July 16, 2024

Euro Global Post- Latest News and Analysis | UK News | Business News

European news, UK news, political news, breaking news, lifestyle and entertainment news.

Image credit: BBC

Creditors in the United States can now DM debtors on social media

According to new guidelines approved by a US body this week, debt collectors can now contact Americans via social media and text messages.

The Consumer Financial Protection Bureau’s rule allows creditors to slip into the accounts of millions of Americans who owe money. Critics fear that the messages will be lost online, resulting in intrusions into privacy and the spread of new schemes.

Advocates argue that the change is merely a modernization of rules established in the 1970s.

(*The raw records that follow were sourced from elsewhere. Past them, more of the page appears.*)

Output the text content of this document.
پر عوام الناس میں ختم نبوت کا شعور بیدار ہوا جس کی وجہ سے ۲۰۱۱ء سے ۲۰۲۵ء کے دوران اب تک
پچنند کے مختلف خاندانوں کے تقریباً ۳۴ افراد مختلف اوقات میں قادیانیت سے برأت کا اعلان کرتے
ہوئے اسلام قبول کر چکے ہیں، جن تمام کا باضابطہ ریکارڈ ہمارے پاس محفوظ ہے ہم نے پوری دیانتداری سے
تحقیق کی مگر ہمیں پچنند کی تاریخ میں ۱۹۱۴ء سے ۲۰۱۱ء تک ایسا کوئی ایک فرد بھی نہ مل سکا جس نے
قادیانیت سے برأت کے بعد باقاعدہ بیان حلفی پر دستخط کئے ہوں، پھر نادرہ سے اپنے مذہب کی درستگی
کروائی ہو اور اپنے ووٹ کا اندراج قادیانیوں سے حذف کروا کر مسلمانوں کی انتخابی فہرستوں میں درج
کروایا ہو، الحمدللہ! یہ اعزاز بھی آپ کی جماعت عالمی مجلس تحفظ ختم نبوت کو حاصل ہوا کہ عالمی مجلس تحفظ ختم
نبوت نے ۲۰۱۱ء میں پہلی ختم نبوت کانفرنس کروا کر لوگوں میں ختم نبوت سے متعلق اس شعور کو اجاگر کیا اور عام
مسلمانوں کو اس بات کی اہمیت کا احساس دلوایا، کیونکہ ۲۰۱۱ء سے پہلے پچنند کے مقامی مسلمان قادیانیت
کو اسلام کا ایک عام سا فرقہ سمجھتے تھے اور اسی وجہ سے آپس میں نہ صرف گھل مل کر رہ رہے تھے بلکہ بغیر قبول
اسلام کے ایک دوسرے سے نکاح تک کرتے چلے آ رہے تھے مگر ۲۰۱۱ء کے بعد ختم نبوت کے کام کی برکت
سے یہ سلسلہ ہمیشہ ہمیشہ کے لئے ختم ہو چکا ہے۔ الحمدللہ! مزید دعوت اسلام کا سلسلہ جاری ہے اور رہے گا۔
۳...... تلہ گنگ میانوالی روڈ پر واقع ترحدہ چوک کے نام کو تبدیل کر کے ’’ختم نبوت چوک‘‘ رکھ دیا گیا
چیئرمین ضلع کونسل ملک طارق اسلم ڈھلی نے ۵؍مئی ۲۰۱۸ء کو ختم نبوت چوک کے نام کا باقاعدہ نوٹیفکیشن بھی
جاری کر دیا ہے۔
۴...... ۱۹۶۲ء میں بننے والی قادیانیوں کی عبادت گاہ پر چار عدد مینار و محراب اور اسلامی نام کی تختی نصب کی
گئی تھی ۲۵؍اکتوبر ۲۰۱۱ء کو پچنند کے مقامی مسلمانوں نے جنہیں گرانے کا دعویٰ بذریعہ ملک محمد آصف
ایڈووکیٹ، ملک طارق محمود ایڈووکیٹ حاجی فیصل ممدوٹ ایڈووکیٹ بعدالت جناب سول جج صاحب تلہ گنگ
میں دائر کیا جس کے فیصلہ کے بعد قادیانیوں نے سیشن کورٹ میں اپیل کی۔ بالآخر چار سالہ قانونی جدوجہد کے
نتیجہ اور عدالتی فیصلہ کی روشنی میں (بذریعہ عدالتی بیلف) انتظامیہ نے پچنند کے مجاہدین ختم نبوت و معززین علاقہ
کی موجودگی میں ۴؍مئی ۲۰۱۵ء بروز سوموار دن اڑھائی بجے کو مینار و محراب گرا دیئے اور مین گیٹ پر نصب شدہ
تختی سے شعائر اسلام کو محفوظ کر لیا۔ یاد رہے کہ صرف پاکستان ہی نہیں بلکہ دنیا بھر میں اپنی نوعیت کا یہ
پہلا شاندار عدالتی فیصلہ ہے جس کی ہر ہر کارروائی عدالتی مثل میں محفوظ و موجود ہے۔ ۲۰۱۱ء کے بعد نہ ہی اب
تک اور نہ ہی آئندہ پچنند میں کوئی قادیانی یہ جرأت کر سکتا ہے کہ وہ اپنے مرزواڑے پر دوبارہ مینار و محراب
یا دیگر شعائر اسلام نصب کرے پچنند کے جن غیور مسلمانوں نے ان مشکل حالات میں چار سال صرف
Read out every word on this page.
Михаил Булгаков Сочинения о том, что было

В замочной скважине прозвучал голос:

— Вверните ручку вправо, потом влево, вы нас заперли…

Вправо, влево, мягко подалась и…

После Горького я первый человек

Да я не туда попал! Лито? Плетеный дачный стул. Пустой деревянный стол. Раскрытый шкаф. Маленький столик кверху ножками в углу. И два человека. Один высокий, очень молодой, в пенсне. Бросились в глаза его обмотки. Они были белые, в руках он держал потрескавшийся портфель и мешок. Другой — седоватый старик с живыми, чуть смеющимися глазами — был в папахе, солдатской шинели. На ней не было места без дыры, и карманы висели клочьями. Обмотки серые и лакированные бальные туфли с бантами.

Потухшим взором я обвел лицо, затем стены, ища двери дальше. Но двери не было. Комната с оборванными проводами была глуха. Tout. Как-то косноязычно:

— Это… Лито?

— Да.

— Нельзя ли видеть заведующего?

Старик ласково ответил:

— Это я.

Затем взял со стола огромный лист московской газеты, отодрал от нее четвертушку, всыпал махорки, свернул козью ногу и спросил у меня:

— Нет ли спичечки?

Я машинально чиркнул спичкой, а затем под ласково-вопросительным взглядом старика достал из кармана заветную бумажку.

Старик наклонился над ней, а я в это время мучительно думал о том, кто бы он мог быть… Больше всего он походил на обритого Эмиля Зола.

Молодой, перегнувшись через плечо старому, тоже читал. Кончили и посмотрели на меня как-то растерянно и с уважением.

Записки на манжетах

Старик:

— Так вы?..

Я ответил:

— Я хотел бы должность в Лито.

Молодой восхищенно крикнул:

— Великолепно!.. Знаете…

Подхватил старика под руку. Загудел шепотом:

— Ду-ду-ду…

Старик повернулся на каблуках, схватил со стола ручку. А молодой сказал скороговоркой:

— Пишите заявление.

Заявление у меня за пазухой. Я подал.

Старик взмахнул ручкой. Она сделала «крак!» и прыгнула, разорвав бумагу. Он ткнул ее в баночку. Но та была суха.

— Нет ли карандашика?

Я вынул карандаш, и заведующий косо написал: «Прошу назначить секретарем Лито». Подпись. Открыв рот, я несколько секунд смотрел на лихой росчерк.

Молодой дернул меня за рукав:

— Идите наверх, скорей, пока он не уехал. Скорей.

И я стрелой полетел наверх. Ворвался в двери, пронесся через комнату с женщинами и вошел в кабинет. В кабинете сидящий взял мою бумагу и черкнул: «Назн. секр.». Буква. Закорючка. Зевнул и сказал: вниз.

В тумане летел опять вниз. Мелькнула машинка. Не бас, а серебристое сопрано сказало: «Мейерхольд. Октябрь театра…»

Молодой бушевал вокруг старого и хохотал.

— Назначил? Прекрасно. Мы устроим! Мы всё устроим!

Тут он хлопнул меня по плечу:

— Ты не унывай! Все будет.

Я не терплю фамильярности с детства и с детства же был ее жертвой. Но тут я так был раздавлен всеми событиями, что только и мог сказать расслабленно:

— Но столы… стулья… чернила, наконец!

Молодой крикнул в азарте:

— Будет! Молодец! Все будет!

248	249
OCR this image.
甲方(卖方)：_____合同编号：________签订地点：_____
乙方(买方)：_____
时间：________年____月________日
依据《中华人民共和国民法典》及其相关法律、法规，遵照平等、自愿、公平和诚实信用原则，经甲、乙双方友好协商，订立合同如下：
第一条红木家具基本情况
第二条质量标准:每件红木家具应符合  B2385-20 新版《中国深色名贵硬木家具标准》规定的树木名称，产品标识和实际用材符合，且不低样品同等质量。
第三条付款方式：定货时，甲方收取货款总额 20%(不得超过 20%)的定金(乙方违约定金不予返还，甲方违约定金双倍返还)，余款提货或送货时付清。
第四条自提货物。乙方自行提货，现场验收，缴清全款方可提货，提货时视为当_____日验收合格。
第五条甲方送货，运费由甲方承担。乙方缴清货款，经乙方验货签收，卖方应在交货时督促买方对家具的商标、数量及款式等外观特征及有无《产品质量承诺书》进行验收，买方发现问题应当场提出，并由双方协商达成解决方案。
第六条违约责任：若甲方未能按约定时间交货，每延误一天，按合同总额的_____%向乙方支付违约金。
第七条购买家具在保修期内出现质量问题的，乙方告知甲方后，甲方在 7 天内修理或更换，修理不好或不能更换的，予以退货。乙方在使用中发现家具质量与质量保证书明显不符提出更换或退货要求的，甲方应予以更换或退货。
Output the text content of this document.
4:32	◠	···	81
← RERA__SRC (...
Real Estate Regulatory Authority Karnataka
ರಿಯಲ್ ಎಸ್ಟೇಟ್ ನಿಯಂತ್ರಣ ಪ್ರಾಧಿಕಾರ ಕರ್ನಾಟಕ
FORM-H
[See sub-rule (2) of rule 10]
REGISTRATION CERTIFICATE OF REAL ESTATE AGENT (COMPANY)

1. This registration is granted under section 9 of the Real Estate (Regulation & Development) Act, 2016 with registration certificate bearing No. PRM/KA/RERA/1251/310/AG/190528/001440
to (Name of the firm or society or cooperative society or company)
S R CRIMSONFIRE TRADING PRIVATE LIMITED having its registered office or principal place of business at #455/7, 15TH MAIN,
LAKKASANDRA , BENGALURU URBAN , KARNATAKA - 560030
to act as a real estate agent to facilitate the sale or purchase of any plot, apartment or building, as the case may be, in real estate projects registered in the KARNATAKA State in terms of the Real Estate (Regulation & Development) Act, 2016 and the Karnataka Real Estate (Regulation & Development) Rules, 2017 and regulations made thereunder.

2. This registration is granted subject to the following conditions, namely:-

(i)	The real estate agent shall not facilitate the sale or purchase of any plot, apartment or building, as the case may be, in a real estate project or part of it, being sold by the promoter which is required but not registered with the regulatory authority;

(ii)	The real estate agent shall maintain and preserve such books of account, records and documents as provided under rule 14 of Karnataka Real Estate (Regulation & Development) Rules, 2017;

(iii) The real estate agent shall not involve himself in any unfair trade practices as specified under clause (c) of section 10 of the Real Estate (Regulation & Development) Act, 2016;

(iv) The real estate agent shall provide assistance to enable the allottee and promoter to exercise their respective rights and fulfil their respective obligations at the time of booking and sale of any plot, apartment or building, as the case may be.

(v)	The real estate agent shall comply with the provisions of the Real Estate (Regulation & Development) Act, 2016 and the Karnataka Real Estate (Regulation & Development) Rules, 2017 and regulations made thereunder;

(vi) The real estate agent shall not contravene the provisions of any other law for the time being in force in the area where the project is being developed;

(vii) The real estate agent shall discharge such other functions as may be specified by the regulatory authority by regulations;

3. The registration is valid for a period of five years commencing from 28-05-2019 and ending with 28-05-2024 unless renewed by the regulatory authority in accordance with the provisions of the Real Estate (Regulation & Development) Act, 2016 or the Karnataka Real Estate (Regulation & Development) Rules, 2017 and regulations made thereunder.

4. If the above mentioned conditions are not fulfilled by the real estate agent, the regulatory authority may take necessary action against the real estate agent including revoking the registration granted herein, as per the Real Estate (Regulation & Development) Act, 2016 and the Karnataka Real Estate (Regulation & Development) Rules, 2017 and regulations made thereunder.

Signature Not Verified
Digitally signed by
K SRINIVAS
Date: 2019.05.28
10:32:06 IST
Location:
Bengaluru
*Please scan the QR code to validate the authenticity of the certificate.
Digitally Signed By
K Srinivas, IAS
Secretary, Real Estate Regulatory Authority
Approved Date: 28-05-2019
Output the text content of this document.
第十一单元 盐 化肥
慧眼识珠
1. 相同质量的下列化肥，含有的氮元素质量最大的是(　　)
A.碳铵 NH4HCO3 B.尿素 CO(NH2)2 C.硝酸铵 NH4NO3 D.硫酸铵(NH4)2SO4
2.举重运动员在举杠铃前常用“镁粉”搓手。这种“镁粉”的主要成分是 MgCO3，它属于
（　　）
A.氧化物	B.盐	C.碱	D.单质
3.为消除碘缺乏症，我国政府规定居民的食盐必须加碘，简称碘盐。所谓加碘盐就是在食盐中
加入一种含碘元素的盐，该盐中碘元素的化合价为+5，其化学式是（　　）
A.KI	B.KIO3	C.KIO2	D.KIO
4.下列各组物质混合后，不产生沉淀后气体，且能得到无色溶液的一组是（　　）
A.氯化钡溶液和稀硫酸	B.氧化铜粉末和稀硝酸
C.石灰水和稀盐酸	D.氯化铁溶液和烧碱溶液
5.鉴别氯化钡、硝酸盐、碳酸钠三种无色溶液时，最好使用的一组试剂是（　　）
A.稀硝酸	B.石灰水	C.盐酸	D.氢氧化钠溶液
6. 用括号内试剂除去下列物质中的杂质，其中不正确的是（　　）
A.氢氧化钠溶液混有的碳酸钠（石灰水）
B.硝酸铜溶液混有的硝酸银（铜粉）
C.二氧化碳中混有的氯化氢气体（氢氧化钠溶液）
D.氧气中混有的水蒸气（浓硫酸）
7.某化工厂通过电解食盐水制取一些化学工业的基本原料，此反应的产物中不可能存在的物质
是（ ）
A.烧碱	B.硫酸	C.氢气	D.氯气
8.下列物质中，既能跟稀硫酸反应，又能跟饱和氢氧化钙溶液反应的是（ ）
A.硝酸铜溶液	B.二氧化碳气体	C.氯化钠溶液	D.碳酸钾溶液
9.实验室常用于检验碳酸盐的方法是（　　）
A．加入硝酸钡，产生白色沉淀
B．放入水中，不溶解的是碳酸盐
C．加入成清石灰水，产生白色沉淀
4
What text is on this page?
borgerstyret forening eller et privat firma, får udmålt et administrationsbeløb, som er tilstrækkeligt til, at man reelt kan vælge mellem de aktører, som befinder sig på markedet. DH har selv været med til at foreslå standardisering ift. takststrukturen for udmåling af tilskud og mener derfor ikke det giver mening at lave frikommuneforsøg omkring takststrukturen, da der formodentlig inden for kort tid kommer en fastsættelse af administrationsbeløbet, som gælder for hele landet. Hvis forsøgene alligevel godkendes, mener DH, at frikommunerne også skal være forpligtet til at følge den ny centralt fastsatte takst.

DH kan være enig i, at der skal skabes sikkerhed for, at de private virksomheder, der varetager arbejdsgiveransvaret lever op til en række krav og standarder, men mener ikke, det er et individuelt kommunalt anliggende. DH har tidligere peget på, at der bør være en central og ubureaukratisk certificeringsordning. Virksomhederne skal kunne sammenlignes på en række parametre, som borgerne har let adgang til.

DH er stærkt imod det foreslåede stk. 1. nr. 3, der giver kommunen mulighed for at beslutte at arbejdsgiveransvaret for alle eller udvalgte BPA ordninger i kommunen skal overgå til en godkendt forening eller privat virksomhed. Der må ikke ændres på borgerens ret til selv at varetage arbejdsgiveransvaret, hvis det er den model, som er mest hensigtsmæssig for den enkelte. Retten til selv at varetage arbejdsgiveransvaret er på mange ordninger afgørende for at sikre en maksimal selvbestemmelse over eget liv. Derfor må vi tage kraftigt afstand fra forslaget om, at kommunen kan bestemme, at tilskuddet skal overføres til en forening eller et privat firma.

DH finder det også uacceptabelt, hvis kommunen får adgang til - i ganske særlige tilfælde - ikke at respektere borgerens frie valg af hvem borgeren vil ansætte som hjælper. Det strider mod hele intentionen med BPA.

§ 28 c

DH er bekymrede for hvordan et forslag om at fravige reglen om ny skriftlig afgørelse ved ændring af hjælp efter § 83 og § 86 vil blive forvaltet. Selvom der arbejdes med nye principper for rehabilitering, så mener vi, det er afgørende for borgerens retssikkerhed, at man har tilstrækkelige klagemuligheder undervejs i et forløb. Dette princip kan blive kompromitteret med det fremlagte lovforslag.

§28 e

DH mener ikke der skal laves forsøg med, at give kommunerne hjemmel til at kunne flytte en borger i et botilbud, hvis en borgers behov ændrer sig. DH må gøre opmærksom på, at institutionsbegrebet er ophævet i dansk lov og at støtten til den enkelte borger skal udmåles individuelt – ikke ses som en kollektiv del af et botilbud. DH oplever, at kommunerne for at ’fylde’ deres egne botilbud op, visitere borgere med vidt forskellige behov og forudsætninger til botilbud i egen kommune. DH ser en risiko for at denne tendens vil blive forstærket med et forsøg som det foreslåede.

The amendment, adopted by the Consumer Financial Protection Bureau last year during the Trump administration, requires creditors to contact defaulters secretly, which means they can send direct messages but not post on your public-facing page.

Consumers have the option of opting out of these mailings, but creditors are not required to obtain permission to contact them. There are no limits to the number of messages one can send.

Lenders argued that the change was necessary since the Fair Debt Collection Practices Act, which governs the sector, was passed in 1977, long before social media and text messages were invented.

The rule also establishes a new phone call restriction. Each debt can receive up to seven calls per week, but those with numerous debts may receive up to a dozen calls per week. Debt collectors are also prohibited from calling any customer within one week of speaking with them about debt.

“This is a modest step forward in modernising contacts with consumers,” says Mark Neeb, CEO of debt collection trade organisation ACA International.

Critics argue that the choice opens up additional avenues for miscommunication, particularly because some people do not have continual access to the internet. Messages about past-due invoices, even if they are private, may be sent to the wrong person. According to CBS News, almost one-third of Americans with credit reports have a debt that has been sent to a collection agency, meaning the rule may affect tens of millions of people.